The sixth annual conference hosted by The National IOR Centre of Norway is history. Hopefully the participants got a refill of both knowledge and entertainment.
«Innovative work to ensure improved oil recovery has been happening for decades, but the concerted effort and the large dedicated team that work on a variety of technological paths here at the IOR Centre is unparalleled in Norwegian history.»
These are the words from mayor Christine Sagen Helgø (H) when she opened the IOR NORWAY conference. Sagen Helgø was refering to the strong collaboration between the Centre and industry partners.
«We are very glad that the IOR Centre is tackling the large challenges that their mandate gave them to solve. And that they work closely with the industry to make it viable and practical,» Sagen Helgø said.

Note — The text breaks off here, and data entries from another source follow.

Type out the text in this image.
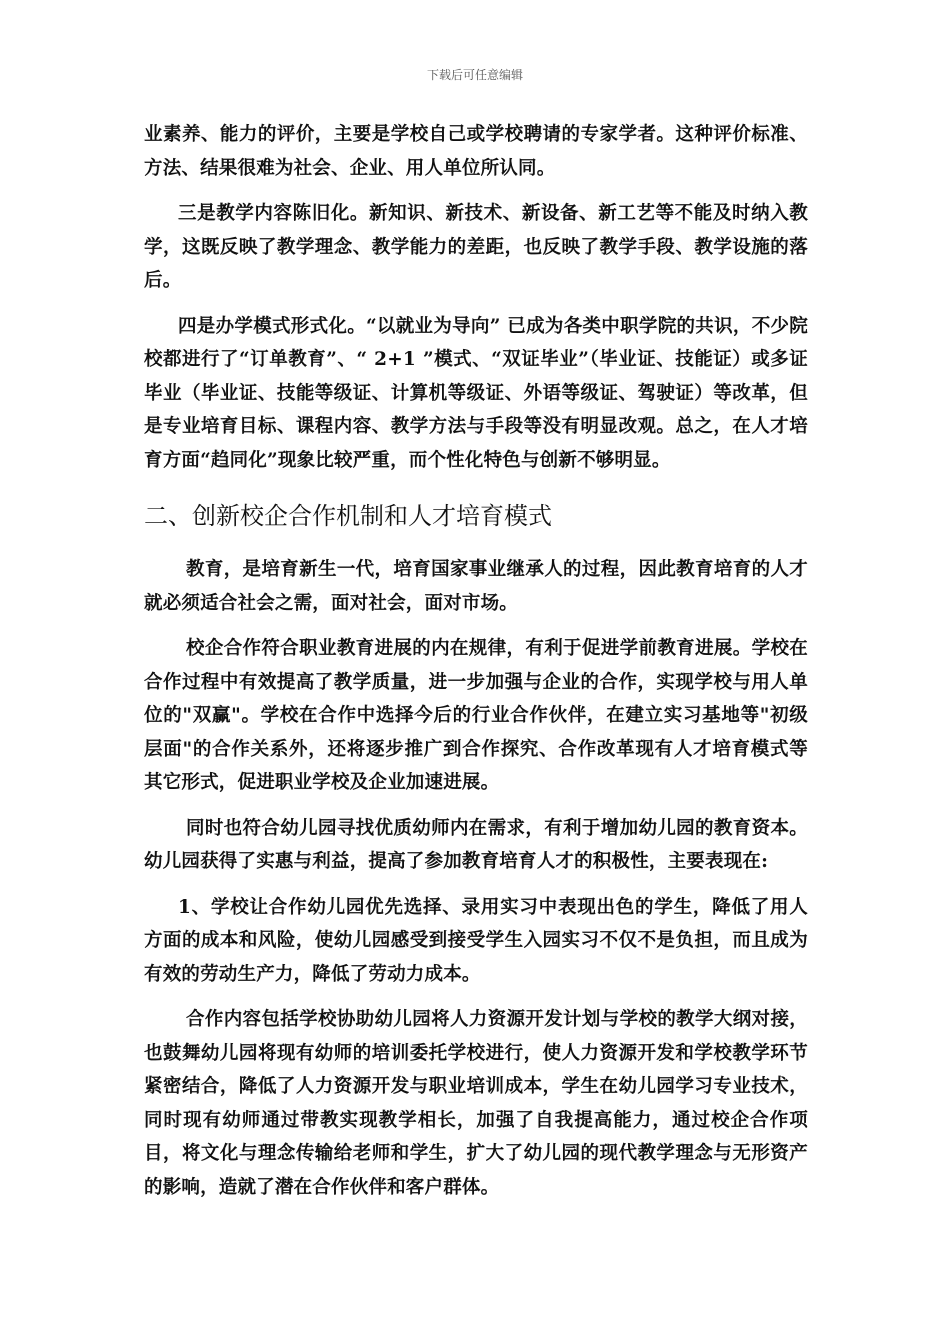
下载后可任意编辑

业素养、能力的评价，主要是学校自己或学校聘请的专家学者。这种评价标准、方法、结果很难为社会、企业、用人单位所认同。

三是教学内容陈旧化。新知识、新技术、新设备、新工艺等不能及时纳入教学，这既反映了教学理念、教学能力的差距，也反映了教学手段、教学设施的落后。

四是办学模式形式化。“以就业为导向” 已成为各类中职学院的共识，不少院校都进行了“订单教育”、“ 2+1 ”模式、“双证毕业”（毕业证、技能证）或多证毕业（毕业证、技能等级证、计算机等级证、外语等级证、驾驶证）等改革，但是专业培育目标、课程内容、教学方法与手段等没有明显改观。总之，在人才培育方面“趋同化”现象比较严重，而个性化特色与创新不够明显。

二、创新校企合作机制和人才培育模式

教育，是培育新生一代，培育国家事业继承人的过程，因此教育培育的人才就必须适合社会之需，面对社会，面对市场。

校企合作符合职业教育进展的内在规律，有利于促进学前教育进展。学校在合作过程中有效提高了教学质量，进一步加强与企业的合作，实现学校与用人单位的"双赢"。学校在合作中选择今后的行业合作伙伴，在建立实习基地等"初级层面"的合作关系外，还将逐步推广到合作探究、合作改革现有人才培育模式等其它形式，促进职业学校及企业加速进展。

同时也符合幼儿园寻找优质幼师内在需求，有利于增加幼儿园的教育资本。幼儿园获得了实惠与利益，提高了参加教育培育人才的积极性，主要表现在:

1、学校让合作幼儿园优先选择、录用实习中表现出色的学生，降低了用人方面的成本和风险，使幼儿园感受到接受学生入园实习不仅不是负担，而且成为有效的劳动生产力，降低了劳动力成本。

合作内容包括学校协助幼儿园将人力资源开发计划与学校的教学大纲对接，也鼓舞幼儿园将现有幼师的培训委托学校进行，使人力资源开发和学校教学环节紧密结合，降低了人力资源开发与职业培训成本，学生在幼儿园学习专业技术，同时现有幼师通过带教实现教学相长，加强了自我提高能力，通过校企合作项目，将文化与理念传输给老师和学生，扩大了幼儿园的现代教学理念与无形资产的影响，造就了潜在合作伙伴和客户群体。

Large scale testing and CCUS
Sagen Helgø was followed by Centre director Merete Vadla Madland and Arne Graue, leader of Petroleum Research School of Norway. In their opening speeches Madland stressed the need for large scale testing while Graue came with a greeting to the students.
«IOR NORWAY is one of the most important arenas for the PhDs to be exposed for the most recent research in this field,» he said while showing concern for all the negativity the oil industry is facing.
«The image needs to be improved. How can we attract the younger generation to this challenge? Investing in the recruitment by introducing them to Carbon Capture, Utilization, and Storage (CCUS) is the way forward,» Graue said.
«More knowledge each year»
Senior Business Developer at NORCE, Ying Guo, got to sum up the conference.
«Each year we get more knowledge. I get emotional when I see all the young talents that will take over – keep up the good work,» Guo said.
She also took the opportunity to talk about the importance of CCUS.
«This is the first year where CO2 is a focused topic. To meet the climate challenge, CO2 must be adressed. CO2-EOR can be a good stepstone for storage,» Guo said.
Ying Guo asked the audience a rhetorical question.
«We still need energy, right? We should be proud of producing fossile energy for the next two or three decades.»
Lundin's gift, data from the Edvard Grieg field, was off course mentioned in the summary from Guo.
«That was the highlight for me. The data from Lundin is a fantastic opportunity for the Centre, and also a great challenge,» Guo said.